L'histoire :
New York 1961. Karen et Dick traversent Central Park. Ils s’extasient sur le fait que l’on se croirait en pleine nature à une autre époque, s’il n’y avait les immeubles à l’horizon. Karen objecte qu’elle n’est pas sûre que la présence des immeubles change beaucoup de choses. Au fond, ce pays est toujours aussi sauvage. Il voudrait bien la croire, mais le fait est que la nature n’est plus la même avec tout ce béton et ce bitume. Oui, mais si l’on gratte sous ce vernis, rien n’a changé selon la jeune femme. La vraie nature des Etats Unis est d’être indomptable. Descendante pour une part des premiers habitants du continent, elle ressent cette force en elle. Sur le chemin du café où ils vont jouer, elle insiste pour faire un crochet par Washington Square et y récupérer un sachet de marijuana. Arrivés au Café Wha, Karen s ‘empresse de s’en rouler un avant de monter sur scène. Dick lui demande d’ouvrir la fenêtre, ça va encore sentir…Quand Fred, le chanteur qui vient de terminer son concert, entre dans la loge, il demande à la jeune femme si elle a besoin de ça pour monter sur scène. Un peu timide, elle confirme, tout en expliquant qu’elle fait attention. Puis elle parle de sa difficulté à bien chanter devant des inconnus. C’est pour cette raison qu’elle ferme les yeux. Il trouve que c’est plutôt positif : « la chanteuse aux yeux fermés », ça a de la gueule, non ?

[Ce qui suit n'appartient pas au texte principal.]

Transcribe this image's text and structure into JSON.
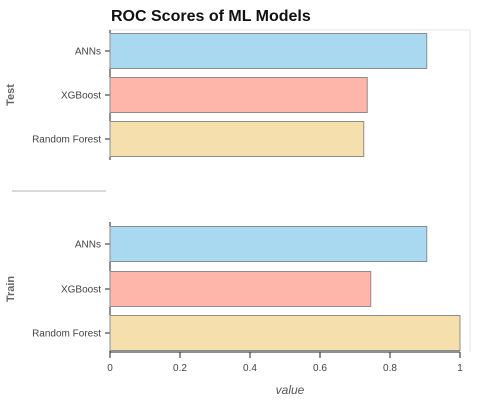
{
  "chart_data": {
    "type": "bar",
    "orientation": "horizontal",
    "title": "ROC Scores of ML Models",
    "xlabel": "value",
    "xlim": [
      0,
      1
    ],
    "xticks": [
      "0",
      "0.2",
      "0.4",
      "0.6",
      "0.8",
      "1"
    ],
    "groups": [
      {
        "name": "Test",
        "categories": [
          "ANNs",
          "XGBoost",
          "Random Forest"
        ],
        "values": [
          0.905,
          0.735,
          0.725
        ]
      },
      {
        "name": "Train",
        "categories": [
          "ANNs",
          "XGBoost",
          "Random Forest"
        ],
        "values": [
          0.905,
          0.745,
          1.0
        ]
      }
    ],
    "colors": {
      "ANNs": "#a9d9f0",
      "XGBoost": "#ffb6aa",
      "Random Forest": "#f5dfac"
    },
    "grid": false
  }
}
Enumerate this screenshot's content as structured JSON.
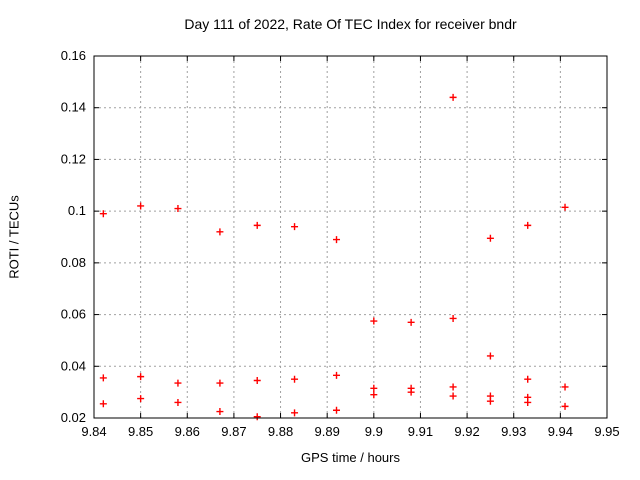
{
  "chart_data": {
    "type": "scatter",
    "title": "Day 111 of 2022, Rate Of TEC Index for receiver bndr",
    "xlabel": "GPS time / hours",
    "ylabel": "ROTI / TECUs",
    "xlim": [
      9.84,
      9.95
    ],
    "ylim": [
      0.02,
      0.16
    ],
    "grid": true,
    "legend_position": "none",
    "marker": {
      "shape": "plus",
      "color": "#ff0000",
      "size": 7
    },
    "grid_color": "#a0a0a0",
    "axis_color": "#000000",
    "xticks": {
      "values": [
        9.84,
        9.85,
        9.86,
        9.87,
        9.88,
        9.89,
        9.9,
        9.91,
        9.92,
        9.93,
        9.94,
        9.95
      ],
      "labels": [
        "9.84",
        "9.85",
        "9.86",
        "9.87",
        "9.88",
        "9.89",
        "9.9",
        "9.91",
        "9.92",
        "9.93",
        "9.94",
        "9.95"
      ]
    },
    "yticks": {
      "values": [
        0.02,
        0.04,
        0.06,
        0.08,
        0.1,
        0.12,
        0.14,
        0.16
      ],
      "labels": [
        "0.02",
        "0.04",
        "0.06",
        "0.08",
        "0.1",
        "0.12",
        "0.14",
        "0.16"
      ]
    },
    "series": [
      {
        "name": "ROTI",
        "points": [
          [
            9.842,
            0.099
          ],
          [
            9.842,
            0.0355
          ],
          [
            9.842,
            0.0255
          ],
          [
            9.85,
            0.102
          ],
          [
            9.85,
            0.036
          ],
          [
            9.85,
            0.0275
          ],
          [
            9.858,
            0.101
          ],
          [
            9.858,
            0.0335
          ],
          [
            9.858,
            0.026
          ],
          [
            9.867,
            0.092
          ],
          [
            9.867,
            0.0335
          ],
          [
            9.867,
            0.0225
          ],
          [
            9.875,
            0.0945
          ],
          [
            9.875,
            0.0345
          ],
          [
            9.875,
            0.0205
          ],
          [
            9.883,
            0.094
          ],
          [
            9.883,
            0.035
          ],
          [
            9.883,
            0.022
          ],
          [
            9.892,
            0.089
          ],
          [
            9.892,
            0.0365
          ],
          [
            9.892,
            0.023
          ],
          [
            9.9,
            0.0575
          ],
          [
            9.9,
            0.0315
          ],
          [
            9.9,
            0.029
          ],
          [
            9.908,
            0.057
          ],
          [
            9.908,
            0.0315
          ],
          [
            9.908,
            0.03
          ],
          [
            9.917,
            0.144
          ],
          [
            9.917,
            0.0585
          ],
          [
            9.917,
            0.032
          ],
          [
            9.917,
            0.0285
          ],
          [
            9.925,
            0.0895
          ],
          [
            9.925,
            0.044
          ],
          [
            9.925,
            0.0285
          ],
          [
            9.925,
            0.0265
          ],
          [
            9.933,
            0.0945
          ],
          [
            9.933,
            0.035
          ],
          [
            9.933,
            0.028
          ],
          [
            9.933,
            0.026
          ],
          [
            9.941,
            0.1015
          ],
          [
            9.941,
            0.032
          ],
          [
            9.941,
            0.0245
          ]
        ]
      }
    ]
  }
}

Ce qu'on en pense sur la planète BD :
Karen Dalton, admirée par Dylan notamment, fut un OVNI dans l’histoire musicale américaine. Cette chanteuse folk adepte des reprises s’appropriait en live les chansons des autres. Fervente défenseur de l’instant, elle se refusa longtemps à enregistrer en studio. Elle mena une vie libre et indépendante, qui ne lui apporta que la reconnaissance de ses pairs. Le public la connaissait si peu ! Elle exprimait son sens de la pureté à travers ses actes et ses choix. Dès les premières pages, le rythme de sénateur donne le top à un album contemplatif des états d’âmes d’une certaine époque, les mythiques années 60. Elle était « sur la route » comme tant d’autres, en permanente analyse de la vie, de l’importance sérieuse qu’il faut lui accorder, tout en se sachant de passage sur cette terre. Et donc, en n’oubliant pas d’optimiser ce laps de temps, quitte à enfreindre les lois bien pensantes. Le dessin typiquement 60’s d’Ana Rousse porte bien le psychédélisme ambiant et la chaleur humaine. Les décors sont riches, jouant tour à tour avec la perspective, les pointillés, le hachuré… bref, un trait inventif qui marque cependant le pas sur les visages aux expressions figées. Cédric Rassat s’est penché sur 8 années de la vie de la chanteuse, de 1961 à Green Village, à 1969 avec le festival de Woodstock, suivant l’artiste dans des moments parfois publics, souvent intimes, au cœur de l’esprit flower-power du moment. A dimension doucement philosophique, cet album donne en outre à connaître une femme discrète, mais forte, qui s’inspirait des plus grands pour les chanter à sa manière. Ils lui rendirent cet honneur en l’aidant à se produire malgré ses phobies et par le respect qu’elle leur inspirait. Victime du SIDA elle s’éteignit en 1993, victime de ses démons. Elle était néanmoins mue par une profonde sagesse pleine d’humanité.